Erstes Ziel in Paris ist La Défense, Europas größte Bürostadt. Hier haben sich die Energieriesen Electricité de France, GdF Suez, Areva und Total gläserne Hochhausdenkmäler gesetzt. Sie sind es vor allem, die den in der Theorie längst existierenden Energiebinnenmarkt in der Praxis verhindern. Diese Monopole müsse man „knacken“, hat der Energiekommissar angekündigt. Ob Zufall oder nicht – der Empfang bei Total ist nicht eben glamourös. An der Rezeption muss sich die Brüsseler Abordnung anmelden. In den 44. Stock gebracht wird sie auch nicht vom Vorstandschef Christophe de Margerie, sondern von einem seiner Mitarbeiter. Dass auch oben noch gewartet werden muss, geht Oettinger sichtlich gegen den Strich. „Ein selbstbewusster und sympathischer Typ“, lautet dennoch das Urteil nach dem Gespräch über Margerie.
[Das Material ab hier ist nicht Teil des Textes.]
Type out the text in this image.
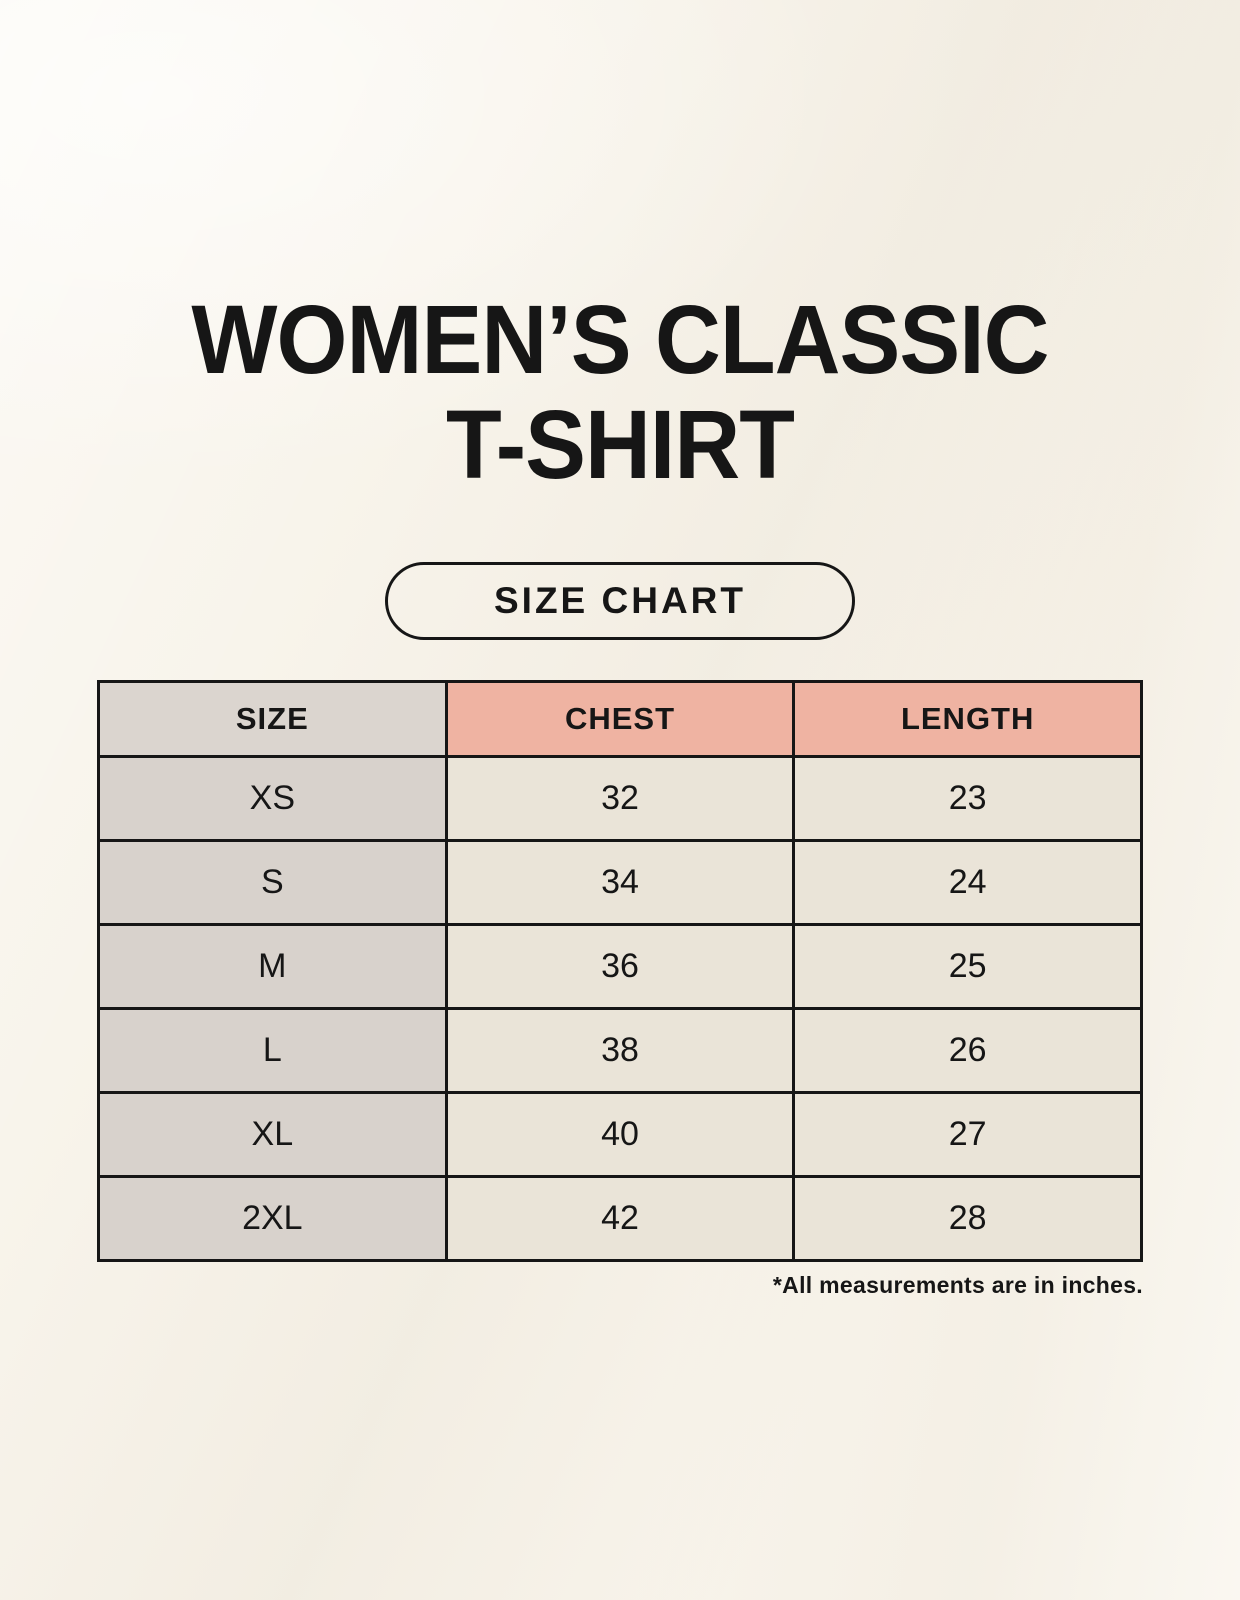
WOMEN’S CLASSIC
T-SHIRT
SIZE CHART
SIZE	CHEST	LENGTH
XS	32	23
S	34	24
M	36	25
L	38	26
XL	40	27
2XL	42	28
*All measurements are in inches.
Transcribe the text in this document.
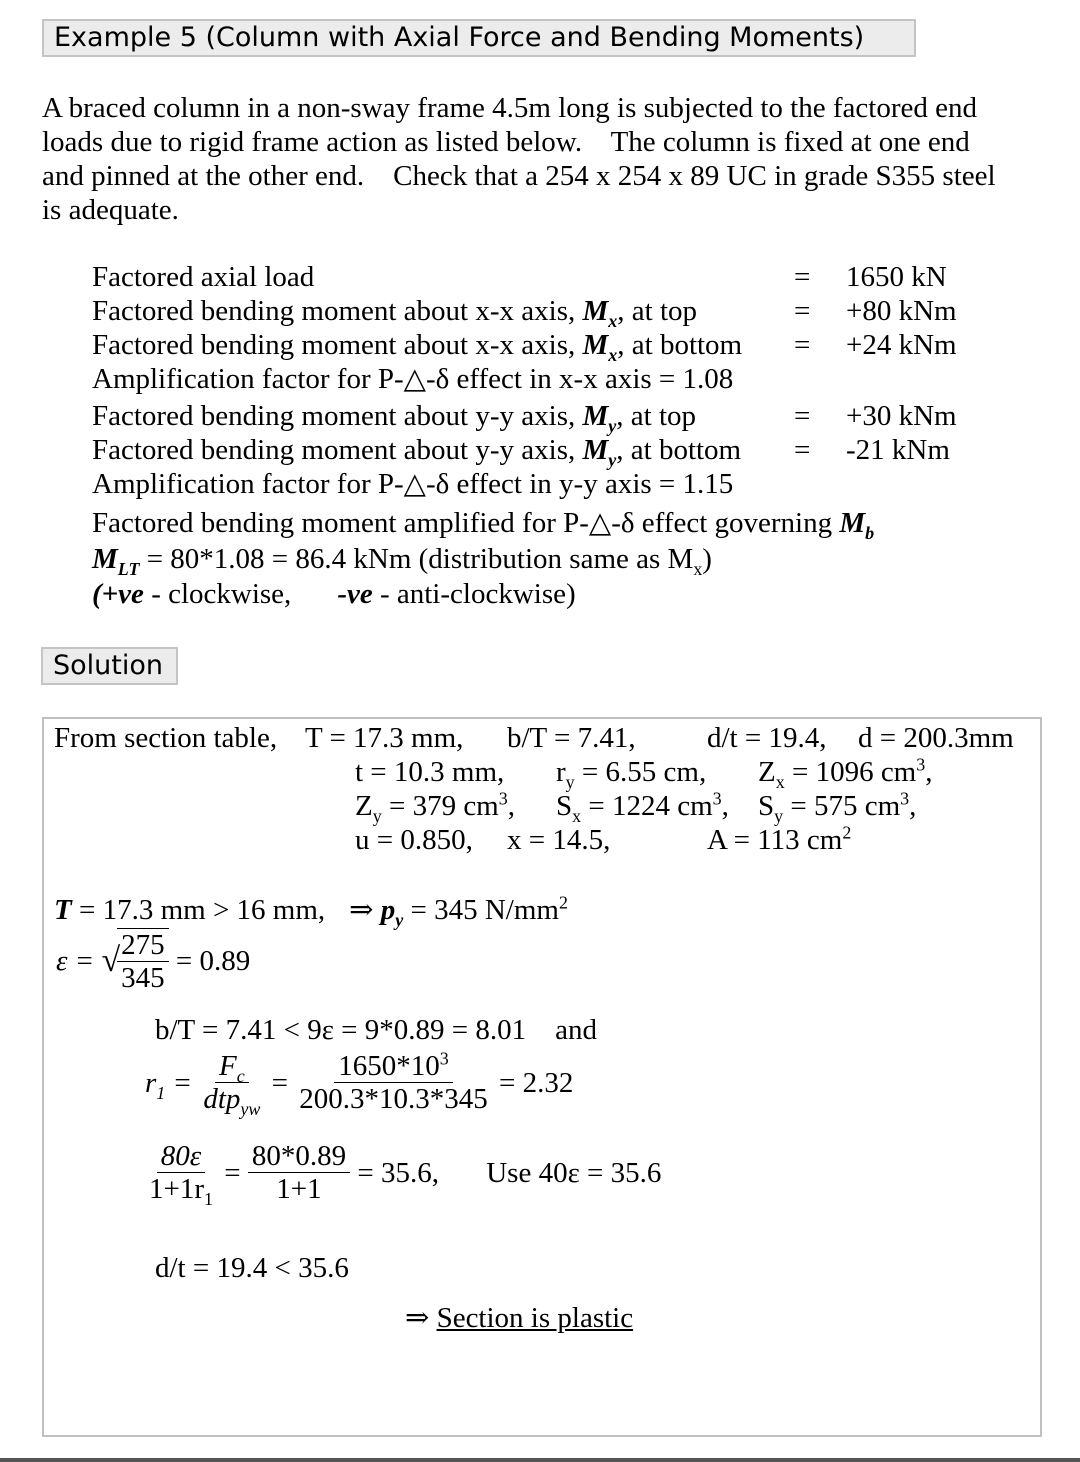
Example 5 (Column with Axial Force and Bending Moments)
A braced column in a non-sway frame 4.5m long is subjected to the factored end
loads due to rigid frame action as listed below.    The column is fixed at one end
and pinned at the other end.    Check that a 254 x 254 x 89 UC in grade S355 steel
is adequate.
Factored axial load	= 1650 kN
Factored bending moment about x-x axis, $M_x$, at top	= +80 kNm
Factored bending moment about x-x axis, $M_x$, at bottom = +24 kNm
Amplification factor for P-△-δ effect in x-x axis = 1.08
Factored bending moment about y-y axis, $M_y$, at top	= +30 kNm
Factored bending moment about y-y axis, $M_y$, at bottom = -21 kNm
Amplification factor for P-△-δ effect in y-y axis = 1.15
Factored bending moment amplified for P-△-δ effect governing $M_b$
$M_{LT} = 80*1.08 = 86.4$ kNm (distribution same as $M_x$)
(+ve - clockwise, -ve - anti-clockwise)
Solution
From section table, T = 17.3 mm, b/T = 7.41, d/t = 19.4, d = 200.3mm
t = 10.3 mm, $r_y = 6.55$ cm, $Z_x = 1096$ $cm^3$,
$Z_y = 379$ $cm^3$, $S_x = 1224$ $cm^3$, $S_y = 575$ $cm^3$,
u = 0.850, x = 14.5,	A = 113 $cm^2$
T = 17.3 mm > 16 mm, ⇒ $p_y = 345$ $N/mm^2$
ε = √
$\frac{275}{345} = 0.89$
b/T = 7.41 < 9ε = 9*0.89 = 8.01    and
$r_1 = \frac{F_c}{dtp_{yw}} = \frac{1650*10^3}{200.3*10.3*345} = 2.32$
$\frac{80\varepsilon}{1+1r_1} = \frac{80*0.89}{1+1} = 35.6$, Use 40ε = 35.6
d/t = 19.4 < 35.6
⇒ Section is plastic
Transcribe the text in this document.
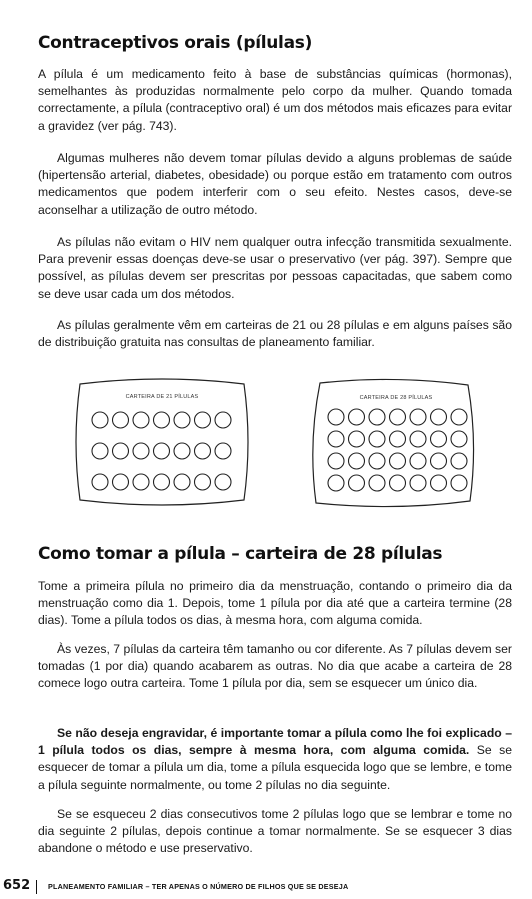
Contraceptivos orais (pílulas)

A pílula é um medicamento feito à base de substâncias químicas (hormonas), semelhantes às produzidas normalmente pelo corpo da mulher. Quando tomada correctamente, a pílula (contraceptivo oral) é um dos métodos mais eficazes para evitar a gravidez (ver pág. 743).

Algumas mulheres não devem tomar pílulas devido a alguns problemas de saúde (hipertensão arterial, diabetes, obesidade) ou porque estão em tratamento com outros medicamentos que podem interferir com o seu efeito. Nestes casos, deve-se aconselhar a utilização de outro método.

As pílulas não evitam o HIV nem qualquer outra infecção transmitida sexualmente. Para prevenir essas doenças deve-se usar o preservativo (ver pág. 397). Sempre que possível, as pílulas devem ser prescritas por pessoas capacitadas, que sabem como se deve usar cada um dos métodos.

As pílulas geralmente vêm em carteiras de 21 ou 28 pílulas e em alguns países são de distribuição gratuita nas consultas de planeamento familiar.

CARTEIRA DE 21 PÍLULAS	CARTEIRA DE 28 PÍLULAS
Como tomar a pílula – carteira de 28 pílulas

Tome a primeira pílula no primeiro dia da menstruação, contando o primeiro dia da menstruação como dia 1. Depois, tome 1 pílula por dia até que a carteira termine (28 dias). Tome a pílula todos os dias, à mesma hora, com alguma comida.

Às vezes, 7 pílulas da carteira têm tamanho ou cor diferente. As 7 pílulas devem ser tomadas (1 por dia) quando acabarem as outras. No dia que acabe a carteira de 28 comece logo outra carteira. Tome 1 pílula por dia, sem se esquecer um único dia.

Se não deseja engravidar, é importante tomar a pílula como lhe foi explicado – 1 pílula todos os dias, sempre à mesma hora, com alguma comida. Se se esquecer de tomar a pílula um dia, tome a pílula esquecida logo que se lembre, e tome a pílula seguinte normalmente, ou tome 2 pílulas no dia seguinte.

Se se esqueceu 2 dias consecutivos tome 2 pílulas logo que se lembrar e tome no dia seguinte 2 pílulas, depois continue a tomar normalmente. Se se esquecer 3 dias abandone o método e use preservativo.

652 PLANEAMENTO FAMILIAR – TER APENAS O NÚMERO DE FILHOS QUE SE DESEJA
Zurück nach Brüssel. Dort gilt er als „der Preuße“, wie er sagt, und „in Berlin bin ich der angepasste Brüsseler“. Um kurz vor acht fährt der Zug in der EU- Hauptstadt ein. Der Abend beginnt erst. In der baden-württembergischen Landesvertretung, Oettingers häufigster Anlaufstelle, warten schon Telekom-Chef René Obermann und rund hundert Gäste, die eine Ansprache zu intelligenten Stromnetzen hören wollen. Anschließend geht es, die Lebensgefährtin ist inzwischen auch dabei, hinunter in die Schwarzwaldstube. Dort wird aus dem gelegentlich steif wirkenden Schwaben der leutselige Geschichtenerzähler und politischer Spötter, der die Lacher auf seiner Seite hat. An diesem Abend jedoch geht es im Gegensatz zu vielen anderen Gelegenheiten nicht so lange, weil noch ein letzter Termin ansteht.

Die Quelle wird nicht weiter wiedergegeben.